VR and AR in the Gambling Industry
The technology behind virtual and augmented reality is not the only industry that has exploded in the last few years. Due in part to the historic lockdowns imposed on the world and the rest in part to the convenience and advantages offered, online gambling has grown exponentially.
What followed was the emergence of endless fantastic online casino websites like those found on slotsource.com. These sites use the latest technology and features to offer players the best possible gambling experiences.
As expected, VR and AR are both slowly moving into this arena. Even though AR is easier to develop than VR, VR is more widely being explored. As a result, many online casino websites are beginning to adopt VR, as are the developers behind the games available on such sites.
Some of these developers include industry-heavy hitters like Microgaming and NetEnt. These firms have been exploring the world of VR since 2016 and have made enormous strides in adapting games for VR immersion.
Alongside games being specially designed or adapted for VR, many online casinos are also working on creating VR territories. These digital casino areas mimic brick-and-mortar casinos and allow you to walk around the casino floor before selecting a game to play.
As with any other VR location, these casinos feature all the decorative aspects of a typical casino and truly make you feel like you are in the building. The difference is that because everything is virtually created, these buildings are much better, neater, and never require any maintenance.
True to what Mark Zuckerburg said—“VR is going to make our reality that much better”—these casinos offer a unique place to enjoy wagering and hoping for a big win.
The Future of VR and AR in Gambling
While there has been a significant uptake of VR and AR technology in the gambling industry, the uptake has been slow compared to some other industries.

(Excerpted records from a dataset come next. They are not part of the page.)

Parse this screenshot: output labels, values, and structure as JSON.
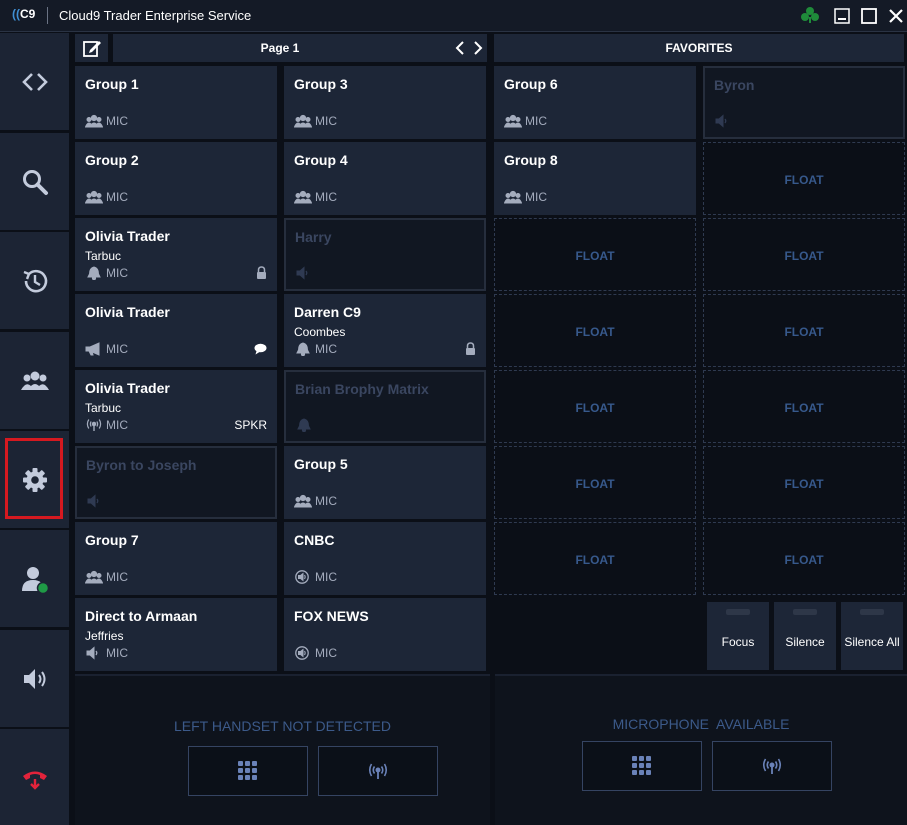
{
  "window": {
    "logo_text": "C9",
    "title": "Cloud9 Trader Enterprise Service"
  },
  "sidebar": {
    "items": [
      {
        "name": "code-icon"
      },
      {
        "name": "search-icon"
      },
      {
        "name": "history-icon"
      },
      {
        "name": "groups-icon"
      },
      {
        "name": "gear-icon"
      },
      {
        "name": "user-status-icon"
      },
      {
        "name": "speaker-icon"
      },
      {
        "name": "hangup-icon"
      }
    ],
    "selected": "gear-icon"
  },
  "toolbar": {
    "page_label": "Page 1",
    "favorites_label": "FAVORITES"
  },
  "tiles": [
    {
      "name": "Group 1",
      "sub": "",
      "icon": "group-icon",
      "mic": "MIC",
      "state": "active"
    },
    {
      "name": "Group 3",
      "sub": "",
      "icon": "group-icon",
      "mic": "MIC",
      "state": "active"
    },
    {
      "name": "Group 2",
      "sub": "",
      "icon": "group-icon",
      "mic": "MIC",
      "state": "active"
    },
    {
      "name": "Group 4",
      "sub": "",
      "icon": "group-icon",
      "mic": "MIC",
      "state": "active"
    },
    {
      "name": "Olivia Trader",
      "sub": "Tarbuc",
      "icon": "bell-icon",
      "mic": "MIC",
      "state": "active",
      "extra": "lock-icon"
    },
    {
      "name": "Harry",
      "sub": "",
      "icon": "speaker-icon",
      "mic": "",
      "state": "inactive"
    },
    {
      "name": "Olivia Trader",
      "sub": "",
      "icon": "megaphone-icon",
      "mic": "MIC",
      "state": "active",
      "extra": "chat-icon"
    },
    {
      "name": "Darren C9",
      "sub": "Coombes",
      "icon": "bell-icon",
      "mic": "MIC",
      "state": "active",
      "extra": "lock-icon"
    },
    {
      "name": "Olivia Trader",
      "sub": "Tarbuc",
      "icon": "radio-icon",
      "mic": "MIC",
      "state": "active",
      "right_text": "SPKR"
    },
    {
      "name": "Brian Brophy Matrix",
      "sub": "",
      "icon": "bell-icon",
      "mic": "",
      "state": "inactive"
    },
    {
      "name": "Byron to Joseph",
      "sub": "",
      "icon": "speaker-icon",
      "mic": "",
      "state": "inactive"
    },
    {
      "name": "Group 5",
      "sub": "",
      "icon": "group-icon",
      "mic": "MIC",
      "state": "active"
    },
    {
      "name": "Group 7",
      "sub": "",
      "icon": "group-icon",
      "mic": "MIC",
      "state": "active"
    },
    {
      "name": "CNBC",
      "sub": "",
      "icon": "volume-circle-icon",
      "mic": "MIC",
      "state": "active"
    },
    {
      "name": "Direct to Armaan",
      "sub": "Jeffries",
      "icon": "speaker-icon",
      "mic": "MIC",
      "state": "active"
    },
    {
      "name": "FOX NEWS",
      "sub": "",
      "icon": "volume-circle-icon",
      "mic": "MIC",
      "state": "active"
    }
  ],
  "favorites": [
    {
      "name": "Group 6",
      "icon": "group-icon",
      "mic": "MIC",
      "state": "active"
    },
    {
      "name": "Byron",
      "icon": "speaker-icon",
      "mic": "",
      "state": "inactive"
    },
    {
      "name": "Group 8",
      "icon": "group-icon",
      "mic": "MIC",
      "state": "active"
    }
  ],
  "float_label": "FLOAT",
  "quick_buttons": {
    "focus": "Focus",
    "silence": "Silence",
    "silence_all": "Silence All"
  },
  "handsets": {
    "left_status": "LEFT HANDSET NOT DETECTED",
    "right_status": "MICROPHONE  AVAILABLE"
  },
  "colors": {
    "accent_blue": "#3f8fd4",
    "hangup_red": "#e3233b",
    "status_green": "#1f9a46",
    "selection_red": "#d51920"
  }
}
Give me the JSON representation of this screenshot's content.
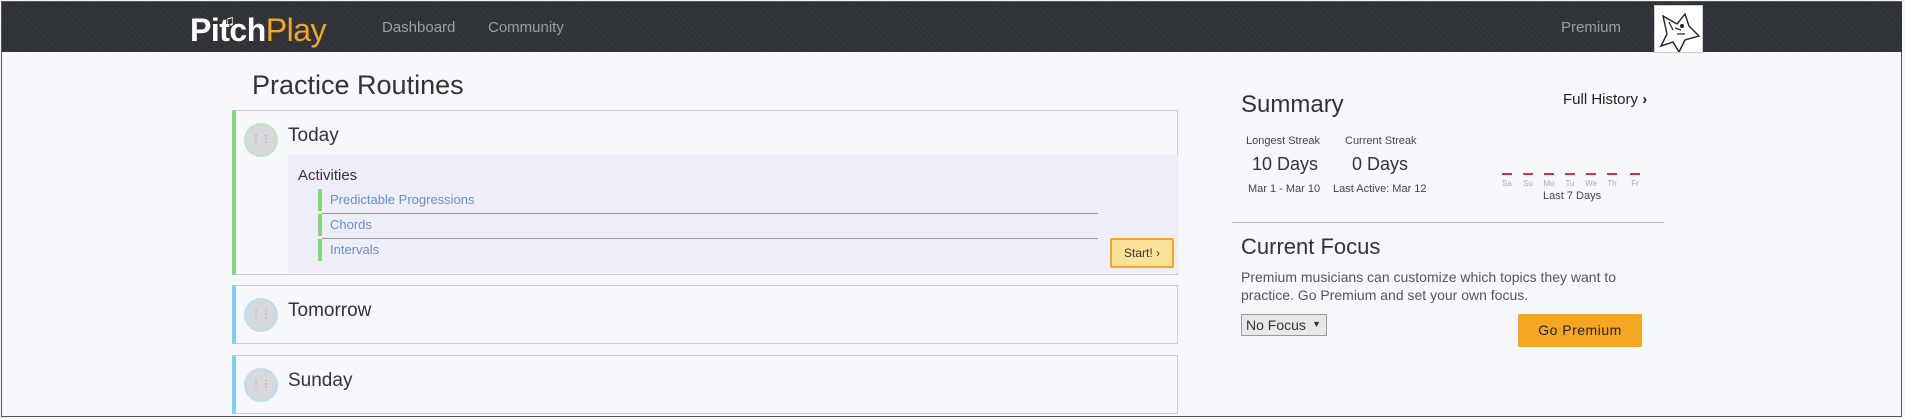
{
  "nav": {
    "logo_pitch": "Pitch",
    "logo_play": "Play",
    "links": [
      "Dashboard",
      "Community"
    ],
    "premium": "Premium"
  },
  "page_title": "Practice Routines",
  "routines": [
    {
      "title": "Today",
      "activities_title": "Activities",
      "activities": [
        "Predictable Progressions",
        "Chords",
        "Intervals"
      ],
      "start_label": "Start!"
    },
    {
      "title": "Tomorrow"
    },
    {
      "title": "Sunday"
    }
  ],
  "summary": {
    "title": "Summary",
    "full_history": "Full History",
    "longest_label": "Longest Streak",
    "longest_value": "10 Days",
    "longest_sub": "Mar 1 - Mar 10",
    "current_label": "Current Streak",
    "current_value": "0 Days",
    "current_sub": "Last Active: Mar 12",
    "days": [
      "Sa",
      "Su",
      "Mo",
      "Tu",
      "We",
      "Th",
      "Fr"
    ],
    "last7_label": "Last 7 Days"
  },
  "focus": {
    "title": "Current Focus",
    "description": "Premium musicians can customize which topics they want to practice. Go Premium and set your own focus.",
    "select_value": "No Focus",
    "button": "Go Premium"
  },
  "colors": {
    "topbar": "#2f3338",
    "accent": "#f5a623",
    "active_border": "#86d67a",
    "inactive_border": "#7dd3ef",
    "streak_dash": "#d9333a"
  }
}
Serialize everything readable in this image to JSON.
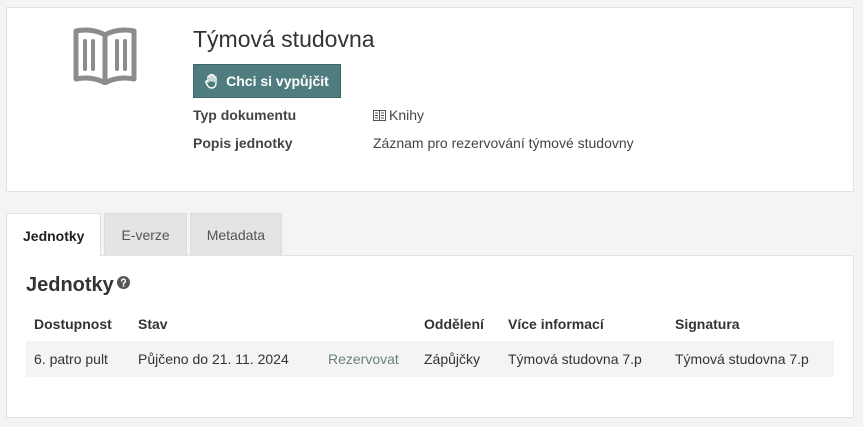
{
  "record": {
    "title": "Týmová studovna",
    "borrow_button": "Chci si vypůjčit",
    "meta": [
      {
        "label": "Typ dokumentu",
        "value": "Knihy",
        "icon": "book-small-icon"
      },
      {
        "label": "Popis jednotky",
        "value": "Záznam pro rezervování týmové studovny"
      }
    ]
  },
  "tabs": [
    {
      "label": "Jednotky",
      "active": true
    },
    {
      "label": "E-verze",
      "active": false
    },
    {
      "label": "Metadata",
      "active": false
    }
  ],
  "units": {
    "title": "Jednotky",
    "columns": [
      "Dostupnost",
      "Stav",
      "",
      "Oddělení",
      "Více informací",
      "Signatura"
    ],
    "rows": [
      {
        "availability": "6. patro pult",
        "status": "Půjčeno do 21. 11. 2024",
        "action": "Rezervovat",
        "department": "Zápůjčky",
        "info": "Týmová studovna 7.p",
        "signature": "Týmová studovna 7.p"
      }
    ]
  },
  "colors": {
    "accent": "#4f7d7f",
    "link": "#6e7f7e"
  }
}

This could be attributed to the lack of necessary hardware owned by players or simply to players not yet being overly willing to experience immersive gambling.
Thankfully, VR sales are estimated to increase to 30 million units annually by 2023. This will make the lack of hardware a thing of the past. And, with major developers like those mentioned above already exploring the VR experience, it shouldn’t be long before more developers pick up the baton.
VR and AR is a controversial topic that has created many arguments. From the view that it is anti-social to the fact that it could help provide therapeutic environments for people, everybody is entitled to their own opinion on the technology.
What is confident and without any argument is that the industry is exploding at a fantastic rate. The launch of the Metaverse and many other virtual worlds have only helped to accelerate this growth. Based on this, it seems inevitable that VR and AR will make their way more prominently into the gambling industry.
Whether you’re a player who will embrace the new immersive and interactive gambling experiences that this will bring or someone who prefers more traditional gambling, there is no doubt that the industry is changing. However, whether VR and AR will be the future of gambling or just a brief phase in its history remains to be seen.